Through 'care and repair' Kat is still using outdoor clothing that she owned when she first started running (top left; Kat on Eilidir Fawr, North Wales in 2008. Mid Left; the same kit still going strong in 2022 - plus comedy recycled curtains aged 37 years! Other images of repaired kit)
I am a hypocrite too. I eat a vegan diet except I sometimes buy eggs from our neighbour (for animal welfare reasons rather than climate). I still buy woollen base layers (as they do the job and I hope that they would compost at the end of their life.) Contrary to the stereotype, I am embarrassed to tell people about it because I am not doing it perfectly, and I spend a lot of time apologising for only having oat milk and being a bad host. Our family has set itself up so that we can walk or cycle to school, work and town. I try to cycle everywhere but sometimes I don’t have time to get out on the hill when the kids are at school without taking the car. My only running bag is over a decade old and has lots of repairs; I only replace kit when the previous item is really dead! I recycle and compost and take laces off old trainers to reuse them. But today, instead of worrying about the most eco-friendly way to buy broccoli (local but wrapped in plastic or loose but from Spain?), and in the spirit of this book, I have taken time-out to write a review, in the hope that I can have a positive impact and encourage you to buy and read this book!
Damian Hall is a strong advocate for empowering people through encouraging the accumulation of little actions. I think the carbon footprint of the book (2.48kg, he’s calculated it!) is thoroughly justified, given it's potential to help runners to make a material difference to the planet.
It isn't easy on the conscience but it's nevertheless a book that we should all read (and then pass on)!
Cost of Living of Crisis and Environmental Impact
Many people who are feeling the pinch of the current Cost of Living Crisis may be denied the luxury of free choice when it comes to buying running equipment or specialist outdoor gear. This applies to travel too, where the cheapest option is not the most environmentally friendly (e.g flying vs train). In this financial climate, it's arguably more important than ever that those who do have the luxury of time or finance, put their money to work for good and support businesses that are trying to do the right thing - i.e. to help make being green good for business too! Such an economic shift would be a massive step-change for progress in the fight against climate change.

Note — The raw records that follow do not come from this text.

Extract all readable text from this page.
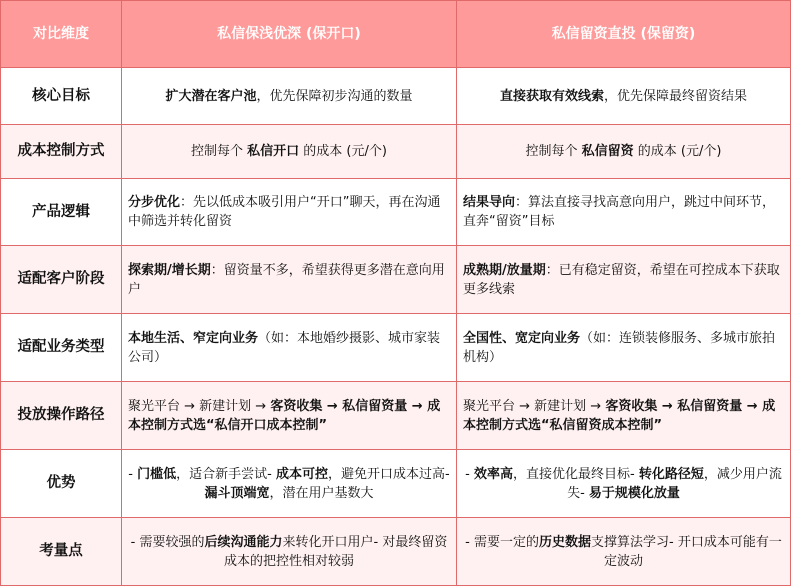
对比维度	私信保浅优深 (保开口)	私信留资直投 (保留资)
核心目标	扩大潜在客户池，优先保障初步沟通的数量	直接获取有效线索，优先保障最终留资结果
成本控制方式	控制每个 私信开口 的成本 (元/个)	控制每个 私信留资 的成本 (元/个)
产品逻辑	分步优化：先以低成本吸引用户“开口”聊天，再在沟通中筛选并转化留资	结果导向：算法直接寻找高意向用户，跳过中间环节，直奔“留资”目标
适配客户阶段	探索期/增长期：留资量不多，希望获得更多潜在意向用户	成熟期/放量期：已有稳定留资，希望在可控成本下获取更多线索
适配业务类型	本地生活、窄定向业务（如：本地婚纱摄影、城市家装公司）	全国性、宽定向业务（如：连锁装修服务、多城市旅拍机构）
投放操作路径	聚光平台 → 新建计划 → 客资收集 → 私信留资量 → 成本控制方式选“私信开口成本控制”	聚光平台 → 新建计划 → 客资收集 → 私信留资量 → 成本控制方式选“私信留资成本控制”
优势	- 门槛低，适合新手尝试- 成本可控，避免开口成本过高- 漏斗顶端宽，潜在用户基数大	- 效率高，直接优化最终目标- 转化路径短，减少用户流失- 易于规模化放量
考量点	- 需要较强的后续沟通能力来转化开口用户- 对最终留资成本的把控性相对较弱	- 需要一定的历史数据支撑算法学习- 开口成本可能有一定波动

Girls on Hills and Sustainable Tourism
At Girls on Hills our biggest carbon impact is the travel that our customers undertake to attend our courses. We encourage the use of public transport and provide information for runners on how they can travel to Glencoe by rail and bus. Once in the area, we provide a local shuttle for runners visiting us without a vehicle and facilitate lift-sharing (to reduce use of vehicles as well as ease parking congestion). As a company, we mostly travel short distances within our area, use local run guides and promote local businesses wherever possible, to support our rural economy (for all course locations across the UK).

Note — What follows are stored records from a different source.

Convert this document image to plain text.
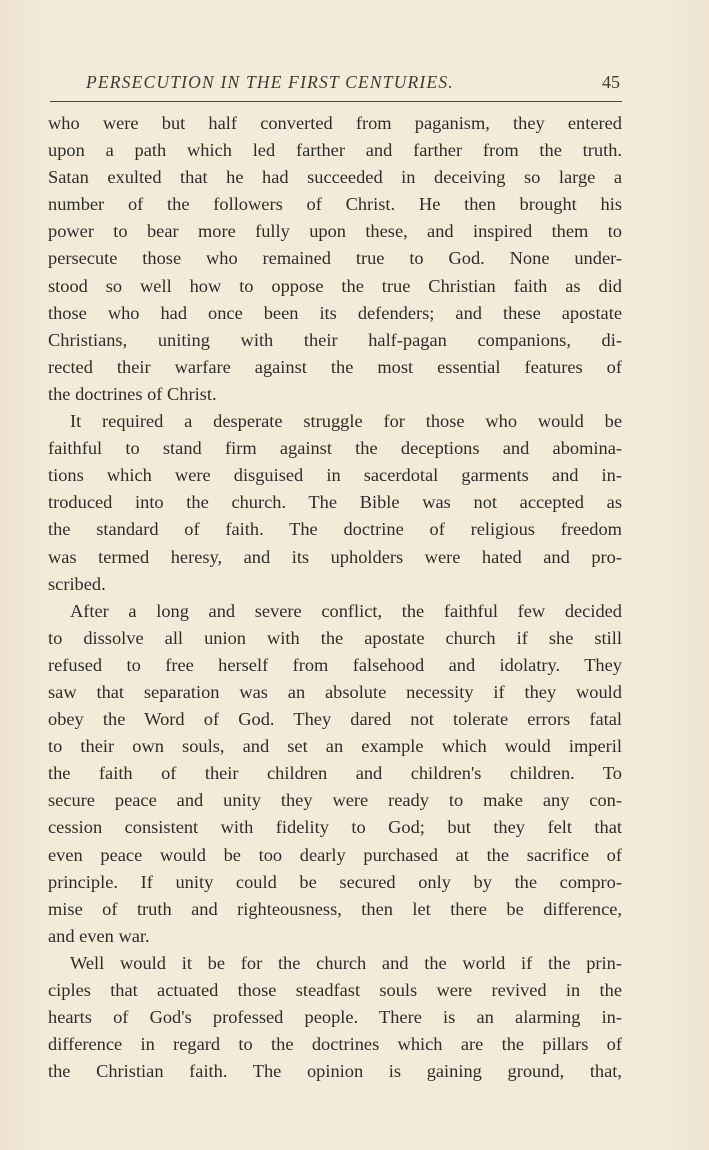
PERSECUTION IN THE FIRST CENTURIES.	45

who were but half converted from paganism, they entered
upon a path which led farther and farther from the truth.
Satan exulted that he had succeeded in deceiving so large a
number of the followers of Christ. He then brought his
power to bear more fully upon these, and inspired them to
persecute those who remained true to God. None under-
stood so well how to oppose the true Christian faith as did
those who had once been its defenders; and these apostate
Christians, uniting with their half-pagan companions, di-
rected their warfare against the most essential features of
the doctrines of Christ.

It required a desperate struggle for those who would be
faithful to stand firm against the deceptions and abomina-
tions which were disguised in sacerdotal garments and in-
troduced into the church. The Bible was not accepted as
the standard of faith. The doctrine of religious freedom
was termed heresy, and its upholders were hated and pro-
scribed.

After a long and severe conflict, the faithful few decided
to dissolve all union with the apostate church if she still
refused to free herself from falsehood and idolatry. They
saw that separation was an absolute necessity if they would
obey the Word of God. They dared not tolerate errors fatal
to their own souls, and set an example which would imperil
the faith of their children and children's children. To
secure peace and unity they were ready to make any con-
cession consistent with fidelity to God; but they felt that
even peace would be too dearly purchased at the sacrifice of
principle. If unity could be secured only by the compro-
mise of truth and righteousness, then let there be difference,
and even war.

Well would it be for the church and the world if the prin-
ciples that actuated those steadfast souls were revived in the
hearts of God's professed people. There is an alarming in-
difference in regard to the doctrines which are the pillars of
the Christian faith. The opinion is gaining ground, that,
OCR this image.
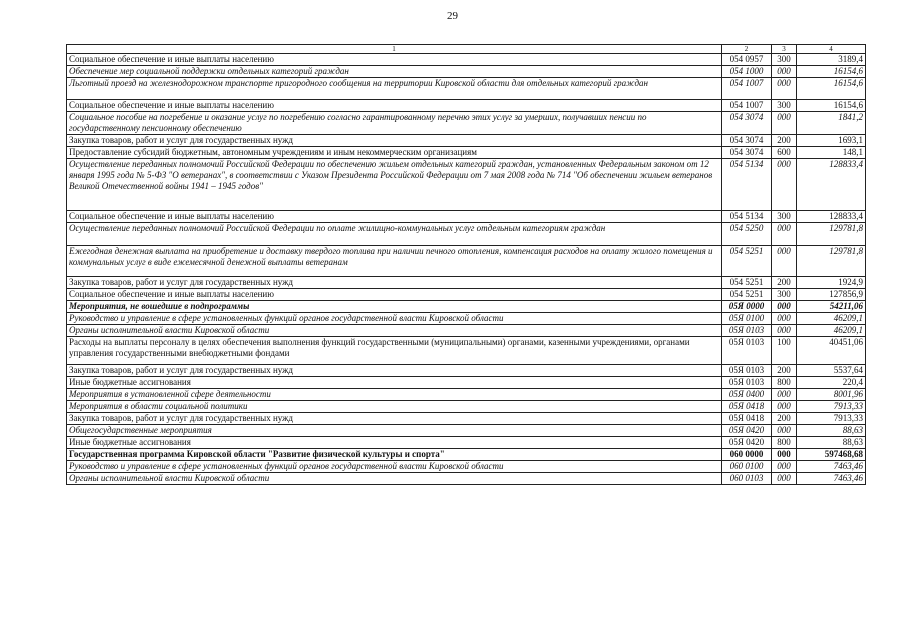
29
1	2	3	4
Социальное обеспечение и иные выплаты населению	054 0957	300	3189,4
Обеспечение мер социальной поддержки отдельных категорий граждан	054 1000	000	16154,6
Льготный проезд на железнодорожном транспорте пригородного сообщения на территории Кировской области для отдельных категорий граждан	054 1007	000	16154,6
Социальное обеспечение и иные выплаты населению	054 1007	300	16154,6
Социальное пособие на погребение и оказание услуг по погребению согласно гарантированному перечню этих услуг за умерших, получавших пенсии по государственному пенсионному обеспечению	054 3074	000	1841,2
Закупка товаров, работ и услуг для государственных нужд	054 3074	200	1693,1
Предоставление субсидий бюджетным, автономным учреждениям и иным некоммерческим организациям	054 3074	600	148,1
Осуществление переданных полномочий Российской Федерации по обеспечению жильем отдельных категорий граждан, установленных Федеральным законом от 12 января 1995 года № 5-ФЗ "О ветеранах", в соответствии с Указом Президента Российской Федерации от 7 мая 2008 года № 714 "Об обеспечении жильем ветеранов Великой Отечественной войны 1941 – 1945 годов"	054 5134	000	128833,4
Социальное обеспечение и иные выплаты населению	054 5134	300	128833,4
Осуществление переданных полномочий Российской Федерации по оплате жилищно-коммунальных услуг отдельным категориям граждан	054 5250	000	129781,8
Ежегодная денежная выплата на приобретение и доставку твердого топлива при наличии печного отопления, компенсация расходов на оплату жилого помещения и коммунальных услуг в виде ежемесячной денежной выплаты ветеранам	054 5251	000	129781,8
Закупка товаров, работ и услуг для государственных нужд	054 5251	200	1924,9
Социальное обеспечение и иные выплаты населению	054 5251	300	127856,9
Мероприятия, не вошедшие в подпрограммы	05Я 0000	000	54211,06
Руководство и управление в сфере установленных функций органов государственной власти Кировской области	05Я 0100	000	46209,1
Органы исполнительной власти Кировской области	05Я 0103	000	46209,1
Расходы на выплаты персоналу в целях обеспечения выполнения функций государственными (муниципальными) органами, казенными учреждениями, органами управления государственными внебюджетными фондами	05Я 0103	100	40451,06
Закупка товаров, работ и услуг для государственных нужд	05Я 0103	200	5537,64
Иные бюджетные ассигнования	05Я 0103	800	220,4
Мероприятия в установленной сфере деятельности	05Я 0400	000	8001,96
Мероприятия в области социальной политики	05Я 0418	000	7913,33
Закупка товаров, работ и услуг для государственных нужд	05Я 0418	200	7913,33
Общегосударственные мероприятия	05Я 0420	000	88,63
Иные бюджетные ассигнования	05Я 0420	800	88,63
Государственная программа Кировской области "Развитие физической культуры и спорта"	060 0000	000	597468,68
Руководство и управление в сфере установленных функций органов государственной власти Кировской области	060 0100	000	7463,46
Органы исполнительной власти Кировской области	060 0103	000	7463,46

As part of our Outdoor Pledge we also promote responsible use of the mountain environment, including best-practice wild-camping, use of bothies (i.e. the Bothy Code) and 'plogging'. We aim to provide authentic experiences that celebrate and conserve the environment, heritage and culture of our region.
But there is always more we can do! In this respect we welcome constructive suggestions and fresh ideas about how we can make our business greener.